Today’s song is ‘You’re the One That I Want’. This song was performed by John Travolta and Olivia Newton-John for the 1978 film version of the musical, ‘Grease’. It was written and produced by John Farrar. ‘You're the One That I Want’ is one of the best-selling singles in history, having sold over 6 million copies in the United States, the United Kingdom, and France alone, with estimates of more than 15 million copies sold worldwide.
Synopsis:
Danny Zuko (Travolta), leader of the T-Birds, has recently started cross-country running to win back his estranged girlfriend Sandy (Newton-John). Unbeknownst to him, Sandy, who has been conflicted about her upright and proper etiquette in a school full of brash greasers, has herself transformed into a greaser queen to win Danny back. In the song, Danny expresses pleasant shock and arousal at Sandy's transformation, with Sandy responding that Danny must "shape up" to prove himself capable of treating Sandy the right way.
xxxxxxxxxxxxxxxxxxxxxxxxxxxxxxxxxxxxxxxxxxxxxxxxxxxxxxxxxxxxxxxxx
All my life, when I saw something I wanted, I have striven to secure it. Even as a teenager onwards, whenever I saw a young woman I wanted, I pursued her to the point of her capture and the surrender of her heart. Please note, it was the surrender of her heart I predominantly sought, not the surrender of her virtue!

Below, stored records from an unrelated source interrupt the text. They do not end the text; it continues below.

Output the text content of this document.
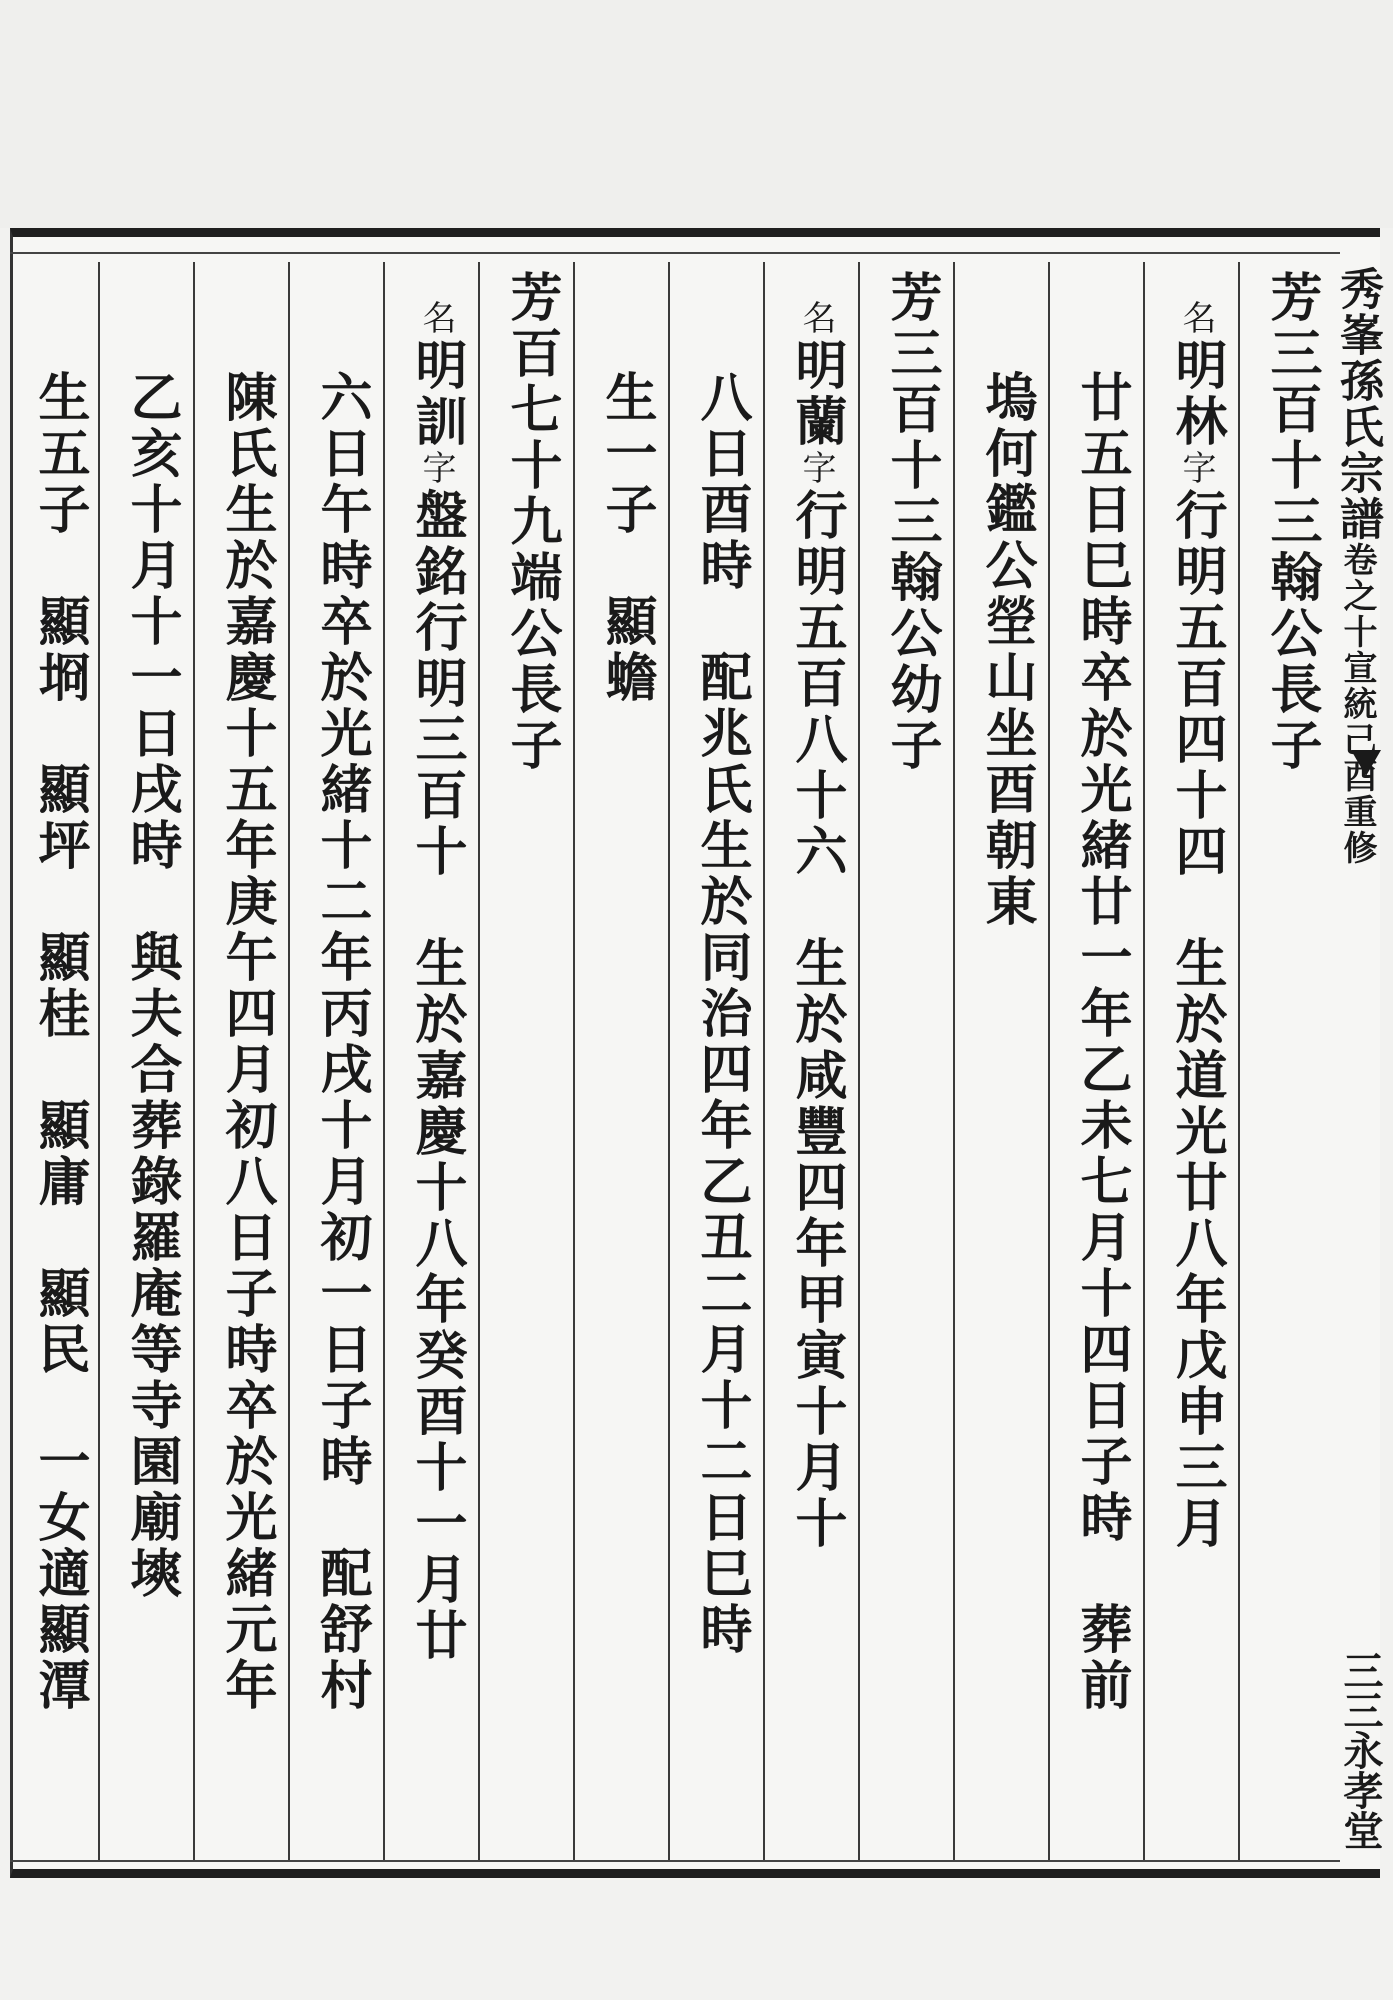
秀峯孫氏宗譜卷之十宣統己酉重修
三三永孝堂
芳三百十三翰公長子
名明林字行明五百四十四　生於道光廿八年戊申三月
廿五日巳時卒於光緒廿一年乙未七月十四日子時　葬前
塢何鑑公塋山坐酉朝東
芳三百十三翰公幼子
名明蘭字行明五百八十六　生於咸豐四年甲寅十月十
八日酉時　配兆氏生於同治四年乙丑二月十二日巳時
生一子　顯蟾
芳百七十九端公長子
名明訓字盤銘行明三百十　生於嘉慶十八年癸酉十一月廿
六日午時卒於光緒十二年丙戌十月初一日子時　配舒村
陳氏生於嘉慶十五年庚午四月初八日子時卒於光緒元年
乙亥十月十一日戌時　與夫合葬錄羅庵等寺園廟塽
生五子　顯埛　顯坪　顯桂　顯庸　顯民　一女適顯潭
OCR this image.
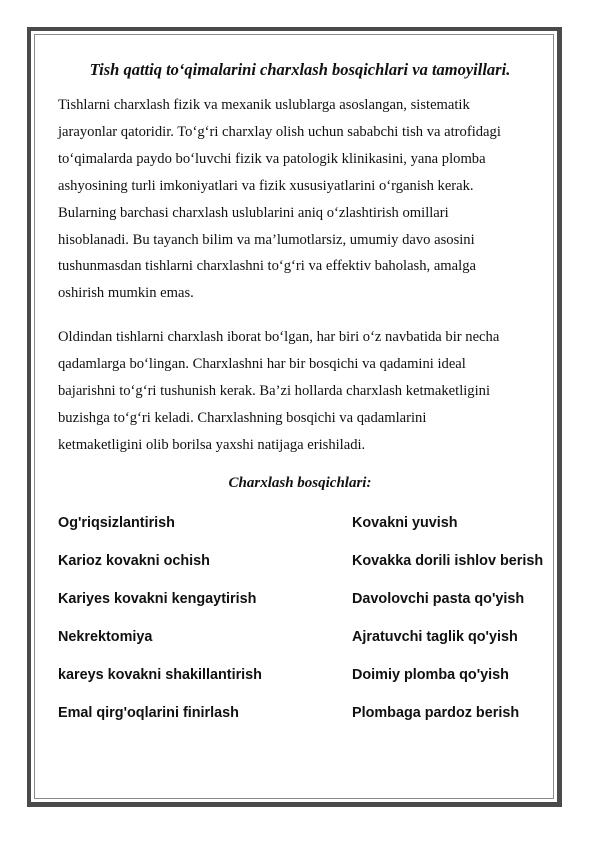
Tish qattiq to‘qimalarini charxlash bosqichlari va tamoyillari.

Tishlarni charxlash fizik va mexanik uslublarga asoslangan, sistematik
jarayonlar qatoridir. To‘g‘ri charxlay olish uchun sababchi tish va atrofidagi
to‘qimalarda paydo bo‘luvchi fizik va patologik klinikasini, yana plomba
ashyosining turli imkoniyatlari va fizik xususiyatlarini o‘rganish kerak.
Bularning barchasi charxlash uslublarini aniq o‘zlashtirish omillari
hisoblanadi. Bu tayanch bilim va ma’lumotlarsiz, umumiy davo asosini
tushunmasdan tishlarni charxlashni to‘g‘ri va effektiv baholash, amalga
oshirish mumkin emas.

Oldindan tishlarni charxlash iborat bo‘lgan, har biri o‘z navbatida bir necha
qadamlarga bo‘lingan. Charxlashni har bir bosqichi va qadamini ideal
bajarishni to‘g‘ri tushunish kerak. Ba’zi hollarda charxlash ketmaketligini
buzishga to‘g‘ri keladi. Charxlashning bosqichi va qadamlarini
ketmaketligini olib borilsa yaxshi natijaga erishiladi.

Charxlash bosqichlari:
Og'riqsizlantirish
Karioz kovakni ochish
Kariyes kovakni kengaytirish
Nekrektomiya
kareys kovakni shakillantirish
Emal qirg'oqlarini finirlash
Kovakni yuvish
Kovakka dorili ishlov berish
Davolovchi pasta qo'yish
Ajratuvchi taglik qo'yish
Doimiy plomba qo'yish
Plombaga pardoz berish
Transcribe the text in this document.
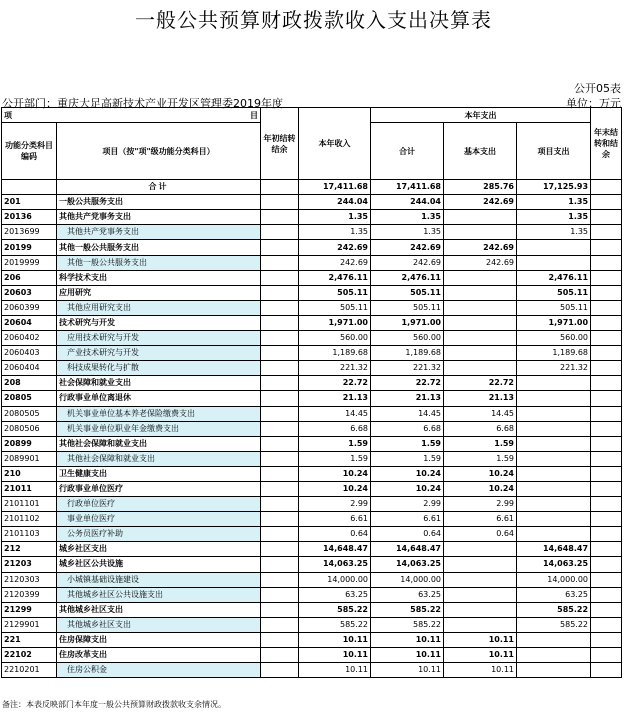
一般公共预算财政拨款收入支出决算表
公开05表
公开部门：重庆大足高新技术产业开发区管理委2019年度	单位：万元
项 目		年初结转结余	本年收入	本年支出			年末结转和结余
功能分类科目编码	项目（按"项"级功能分类科目）			合计	基本支出	项目支出	
	合计		17,411.68	17,411.68	285.76	17,125.93	
201	一般公共服务支出		244.04	244.04	242.69	1.35	
20136	其他共产党事务支出		1.35	1.35		1.35	
2013699	其他共产党事务支出		1.35	1.35		1.35	
20199	其他一般公共服务支出		242.69	242.69	242.69		
2019999	其他一般公共服务支出		242.69	242.69	242.69		
206	科学技术支出		2,476.11	2,476.11		2,476.11	
20603	应用研究		505.11	505.11		505.11	
2060399	其他应用研究支出		505.11	505.11		505.11	
20604	技术研究与开发		1,971.00	1,971.00		1,971.00	
2060402	应用技术研究与开发		560.00	560.00		560.00	
2060403	产业技术研究与开发		1,189.68	1,189.68		1,189.68	
2060404	科技成果转化与扩散		221.32	221.32		221.32	
208	社会保障和就业支出		22.72	22.72	22.72		
20805	行政事业单位离退休		21.13	21.13	21.13		
2080505	机关事业单位基本养老保险缴费支出		14.45	14.45	14.45		
2080506	机关事业单位职业年金缴费支出		6.68	6.68	6.68		
20899	其他社会保障和就业支出		1.59	1.59	1.59		
2089901	其他社会保障和就业支出		1.59	1.59	1.59		
210	卫生健康支出		10.24	10.24	10.24		
21011	行政事业单位医疗		10.24	10.24	10.24		
2101101	行政单位医疗		2.99	2.99	2.99		
2101102	事业单位医疗		6.61	6.61	6.61		
2101103	公务员医疗补助		0.64	0.64	0.64		
212	城乡社区支出		14,648.47	14,648.47		14,648.47	
21203	城乡社区公共设施		14,063.25	14,063.25		14,063.25	
2120303	小城镇基础设施建设		14,000.00	14,000.00		14,000.00	
2120399	其他城乡社区公共设施支出		63.25	63.25		63.25	
21299	其他城乡社区支出		585.22	585.22		585.22	
2129901	其他城乡社区支出		585.22	585.22		585.22	
221	住房保障支出		10.11	10.11	10.11		
22102	住房改革支出		10.11	10.11	10.11		
2210201	住房公积金		10.11	10.11	10.11		
备注：本表反映部门本年度一般公共预算财政拨款收支余情况。
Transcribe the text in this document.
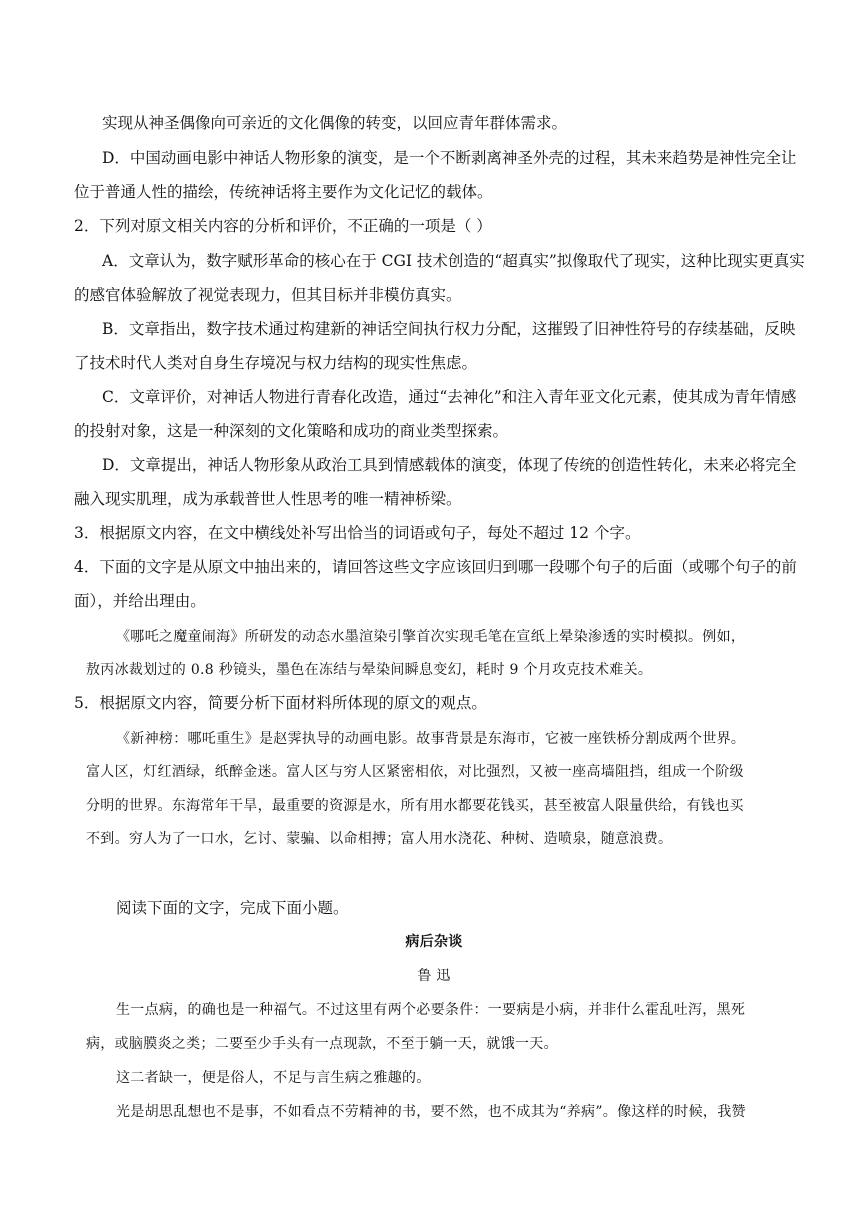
实现从神圣偶像向可亲近的文化偶像的转变，以回应青年群体需求。
D．中国动画电影中神话人物形象的演变，是一个不断剥离神圣外壳的过程，其未来趋势是神性完全让
位于普通人性的描绘，传统神话将主要作为文化记忆的载体。
2．下列对原文相关内容的分析和评价，不正确的一项是（ ）
A．文章认为，数字赋形革命的核心在于 CGI 技术创造的“超真实”拟像取代了现实，这种比现实更真实
的感官体验解放了视觉表现力，但其目标并非模仿真实。
B．文章指出，数字技术通过构建新的神话空间执行权力分配，这摧毁了旧神性符号的存续基础，反映
了技术时代人类对自身生存境况与权力结构的现实性焦虑。
C．文章评价，对神话人物进行青春化改造，通过“去神化”和注入青年亚文化元素，使其成为青年情感
的投射对象，这是一种深刻的文化策略和成功的商业类型探索。
D．文章提出，神话人物形象从政治工具到情感载体的演变，体现了传统的创造性转化，未来必将完全
融入现实肌理，成为承载普世人性思考的唯一精神桥梁。
3．根据原文内容，在文中横线处补写出恰当的词语或句子，每处不超过 12 个字。
4．下面的文字是从原文中抽出来的，请回答这些文字应该回归到哪一段哪个句子的后面（或哪个句子的前
面），并给出理由。
《哪吒之魔童闹海》所研发的动态水墨渲染引擎首次实现毛笔在宣纸上晕染渗透的实时模拟。例如，
敖丙冰裁划过的 0.8 秒镜头，墨色在冻结与晕染间瞬息变幻，耗时 9 个月攻克技术难关。
5．根据原文内容，简要分析下面材料所体现的原文的观点。
《新神榜：哪吒重生》是赵霁执导的动画电影。故事背景是东海市，它被一座铁桥分割成两个世界。
富人区，灯红酒绿，纸醉金迷。富人区与穷人区紧密相依，对比强烈，又被一座高墙阻挡，组成一个阶级
分明的世界。东海常年干旱，最重要的资源是水，所有用水都要花钱买，甚至被富人限量供给，有钱也买
不到。穷人为了一口水，乞讨、蒙骗、以命相搏；富人用水浇花、种树、造喷泉，随意浪费。
阅读下面的文字，完成下面小题。
病后杂谈
鲁 迅
生一点病，的确也是一种福气。不过这里有两个必要条件：一要病是小病，并非什么霍乱吐泻，黑死
病，或脑膜炎之类；二要至少手头有一点现款，不至于躺一天，就饿一天。
这二者缺一，便是俗人，不足与言生病之雅趣的。
光是胡思乱想也不是事，不如看点不劳精神的书，要不然，也不成其为“养病”。像这样的时候，我赞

I had always been wary in my teens not to get trapped into a life of marriage and domesticity until I’d travelled widely, and being an avid reader, I was constantly aware of Socrates’ advice to beware of beauty. He once compared ‘beauty as being the bait which with delight allures a man to enlarge his kind’.
I had always been happy with my life and content in dreaming my dreams and awaiting their coming true. I loved life to the full and I found life to be an exciting business whenever lived for satisfaction, pleasure and adventure.
I recall as a teenager aged around 18 years, while I liked having a drink with my friends, I never found the practice of seeing how many pints one could down before puking up as ever holding any attraction for me. I had seen too many drunks in my time ever to believe that the answer to any of life’s problems or the search for any of life’s pleasures could ever be found in the bottom of a pint glass. I once remember hearing a friend of mine boasting of being able to drink ten pints on a Saturday night and get up on Sunday and do the same again. A nearby alcoholic heard the boasts of my mate and tried to advise him against the life of drink addiction he was in danger of pursuing. The alcoholic said, “Drink isn’t worth it, Lad. It’s the devil in disguise. I tried to drown my sorrows after my wife and children left me, but the bastards learned how to swim and they’re still there every time I look into the bottom of my empty glass”.
The stupidity of getting drunk for being drunk’s sake was never a priority of mine, and while I enjoyed the rough and tumble of being part of a group of young men who went drinking, dancing, fighting and dating together, I always preferred being embraced by a beautiful young woman and putting my hands around her waist before putting my hands around a pint glass.
I was always a proud young man and conceited in many respects. I believed myself to be as good a catch any female fisher wanting the company of a good man might be angling for. I was never told to ‘shape up’ by a young woman I was dating and quite frankly, I’m not sure how I would have responded had I been? I’d have probably left her presence promptly with a flea in her ear and asked another beauty nearby to take the dance floor with me.